Why? Because it’s hard to overstate how radicalized and anarchic the base of the Republican Party remains. Donald Trump may have endorsed candidates such as Herschel Walker, Doug Mastriano, Kari Lake, and Mehmet Oz, but it was primary voters who chose them. The lesson primary voters usually learn after several disappointing elections, which is to make changes so their party wins more races, isn’t likely to gain much purchase within MAGA world.

Those who inhabit MAGA world are deeply alienated from institutions, including political ones, and therefore a good deal less loyal to the Republican Party than they are to Donald Trump. They view themselves as “anti-establishment” and “anti-elitist”; they have contempt for Senate Minority Leader Mitch McConnell. I’m not sure right-wing pundits declaring that the Republican Party needs to move on from Trump will sway those voters, any more than it did in 2015 and 2016, when virtually the entire GOP establishment opposed Trump.

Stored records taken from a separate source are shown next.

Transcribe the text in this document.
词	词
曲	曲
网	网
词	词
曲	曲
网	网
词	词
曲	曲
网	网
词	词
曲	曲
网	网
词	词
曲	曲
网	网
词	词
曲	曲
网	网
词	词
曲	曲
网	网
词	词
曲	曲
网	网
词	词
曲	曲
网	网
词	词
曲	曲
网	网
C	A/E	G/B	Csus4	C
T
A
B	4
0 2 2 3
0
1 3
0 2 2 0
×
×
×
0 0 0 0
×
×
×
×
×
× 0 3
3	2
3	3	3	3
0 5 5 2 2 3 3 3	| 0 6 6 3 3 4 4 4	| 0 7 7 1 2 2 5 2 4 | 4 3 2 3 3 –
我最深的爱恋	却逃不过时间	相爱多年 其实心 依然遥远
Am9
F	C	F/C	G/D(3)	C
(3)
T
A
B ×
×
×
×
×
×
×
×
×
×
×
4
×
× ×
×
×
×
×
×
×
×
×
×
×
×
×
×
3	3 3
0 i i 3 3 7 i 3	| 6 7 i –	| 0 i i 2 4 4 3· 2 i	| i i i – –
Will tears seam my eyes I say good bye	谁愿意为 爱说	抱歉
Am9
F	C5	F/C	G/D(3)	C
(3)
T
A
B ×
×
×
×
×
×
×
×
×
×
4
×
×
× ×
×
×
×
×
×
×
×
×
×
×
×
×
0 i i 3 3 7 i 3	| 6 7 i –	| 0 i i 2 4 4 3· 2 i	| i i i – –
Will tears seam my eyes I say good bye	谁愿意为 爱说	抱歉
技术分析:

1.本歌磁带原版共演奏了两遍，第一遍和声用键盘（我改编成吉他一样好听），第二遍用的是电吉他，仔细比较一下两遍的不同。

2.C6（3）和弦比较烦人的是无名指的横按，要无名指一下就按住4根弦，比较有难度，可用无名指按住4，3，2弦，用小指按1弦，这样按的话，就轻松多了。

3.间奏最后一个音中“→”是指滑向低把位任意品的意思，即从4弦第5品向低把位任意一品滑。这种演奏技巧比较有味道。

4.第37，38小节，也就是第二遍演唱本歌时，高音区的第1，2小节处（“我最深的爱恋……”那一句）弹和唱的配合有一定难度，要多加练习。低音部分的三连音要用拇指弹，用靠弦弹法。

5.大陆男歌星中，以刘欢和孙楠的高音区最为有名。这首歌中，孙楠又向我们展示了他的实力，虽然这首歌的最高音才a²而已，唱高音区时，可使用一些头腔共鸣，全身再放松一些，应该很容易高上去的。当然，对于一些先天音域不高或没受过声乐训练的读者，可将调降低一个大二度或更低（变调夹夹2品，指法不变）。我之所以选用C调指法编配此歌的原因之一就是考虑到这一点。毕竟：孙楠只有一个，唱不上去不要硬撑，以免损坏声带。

Trump is hardly invincible, nor does he have a lock on the 2024 nomination. Polls indicate that younger Republicans and those with college degrees are becoming disenchanted with him. Trump’s descent into an ever darker, ever more deranged world is creating unease even among some who voted for him. Events can intervene, including health and indictments. And DeSantis has, at this early stage, shown the ability to excite MAGA world.

Nevertheless, Trump is still the dominant figure in the Republican Party. His imprint is all over it. And DeSantis is untested in a presidential campaign. My hunch is that many people who are excited by the idea of his candidacy haven’t actually seen all that much of him. If DeSantis runs, we’ll see just how talented (or not) he is. Running for governor and running for president are two very different things.

This also needs to be said: If the Republican Party does break with Trump now, it will be for only one reason, which is that he’s costing it power. Everything else he did—the relentless assault on truth, the unlimited corruption, the cruelty and incitements to violence, the lawlessness, his sheer depravity—was tolerable and even celebrated, so long as he was in power and viewed by Republicans as the path to more power.

The Republican Party remains diseased. There are a few exceptions, such as Senator Mitt Romney, but Americans should consider the GOP a threat to liberal democracy until we see evidence of dramatic changes. The most encouraging news from the midterms was that just enough Americans understood this; an election that should have been a Republican tsunami produced barely a trickle. As Lisa Lerer of The New York Times put it, voters “showed a limited appetite for the burn-down-the-house approach that Mr. Trump has spread throughout the Republican Party.”

The past half-dozen years have not been easy ones for American democracy. The stress test is hardly over, and the struggle will intensify. But Tuesday was a good day. Voters seemed to understand the nature of the threat; they stepped up rather than succumb to apathy or despair. Americans still have a republic, and most of them still want to keep it.